Demikian halnya dengan kajian Islam nusantara atau Islam Indonesia. Kedatangan penerbit J.E. Brill, the Netherlands ke kampus kita pada 16 Janurai 2014 untuk melakukan Memorandum of Understanding (MoU) dengan Journal of Indonesian Islam (JIIS) UINSA Surabaya merupakan petanda akan besarnya potensi resources kita di bidang Indonesian Islam (Islam nusantara). Mereka ingin melakukan MoU karena tertarik dengan kajian/artikel yang dipublikasikan JIIS. Betapa hal ini merupakan potensi yang bisa dioptimalkan menjadi keunggulan distingtif bagi UINSA yang tidak dimiliki oleh perguruan tinggi Islam lain di Indonesia.
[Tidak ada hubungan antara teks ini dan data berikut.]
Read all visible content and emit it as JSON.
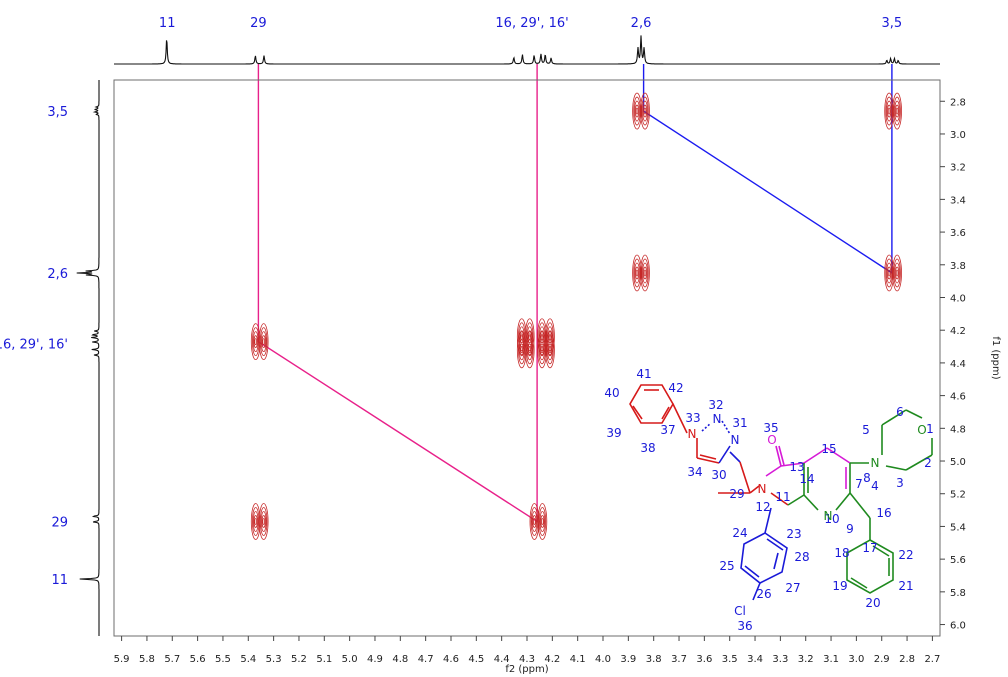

Kedua adalah mengoptimalkan keunggulan di bidang pengabdian masyarakat dengan dua pendekatan sekaligus, yakni Participation Action Research (PAR) dan Asset Based Community Development (ABCD). Sinergi antara kedua pendekatan tersebut, serta potensi SDM kita yang memang cukup andal dalam hal berdakwah di masyarakat, dan kedekatan historis kampus ini dengan masyarakat sangat memungkinkan untuk menjadikan UINSA sebagai kampus yang memiliki keunggulan distingtif di bidang pengabdian masyarakat, atau meminjam bahasa Mas Muzakki sebagai kampus yang dekat dengan masyarakat (The Engaging University).
Ketiga adalah masih terkait dengan dua keunggulan sebelumnya, yakni bagaimana menjadikan UINSA mampu mensinergikan antara penelitian dan pengabdian dalam proses pembelajaran, yakni mengimplementasikan pola studi integratif-transformatif. Maksudnya bahwa apa yang menjadi bahan pembelajaran dan yang diajarkan harus bersumber dari penelitian dan pendampingan kepada masyarakat. Pula hasil perkuliahan dan penelitian diterjemahkan lebih lanjut ke dalam praktik pengabdian kepada masyarakat. Ringkasnya, dalam pola ini, pengajaran, penelitian dan pengabdian kepada masyarakat merupakan siklus tiada henti. Hal demikian ini, tidak hanya dirasa penting untuk menjamin tingkat akurasi, aktualitas, dan orientasi dari penyelenggaraan tri-dharma perguruan tinggi, namun lebih dari itu akan dapat menjadi ciri khas dari UIN Sunan Ampel Surabaya. Dalam konteks ini, Rektor UINSA sudah mencatat dengan jelas dalam renstra UINSA 2014-2019, bahwa grand desain UINSA untuk lima tahun ke depan adalah "Excelent Islamic university in integrating learning, research and community outreach".
Nah, setidaknya dengan ketiga karakter-khas atau ekselensi tersebut, UINSA akan menemukan identitas dirinya sebagai universitas Islam yang kompetitif dan unggul bersanding dengan perguruan tinggi lainnya yang berkelas dunia (world class universities). Selain itu, dengan terwujudnya UINSA sebagai rujukan bagi para akademisi dalam kajian Islam (kawasan dan nusantara), maka secara otomatis akan menjawab 'teka-teki' bahwa dengan peralihan IAIN ke UIN tidak meminggirkan kajian Islam, namun Islamic Studies malah memperkuat identitas kita sebagai universitas.
Namun demikian, hal tersebut jelas bukanlah sesuatu yang terberi, tentu membutuhkan komitmen bersama, kerja keras dan penciptaan kultur akademis yang kondusif untuk mewujudkannya. Wallahu a'lam bi al-shawab.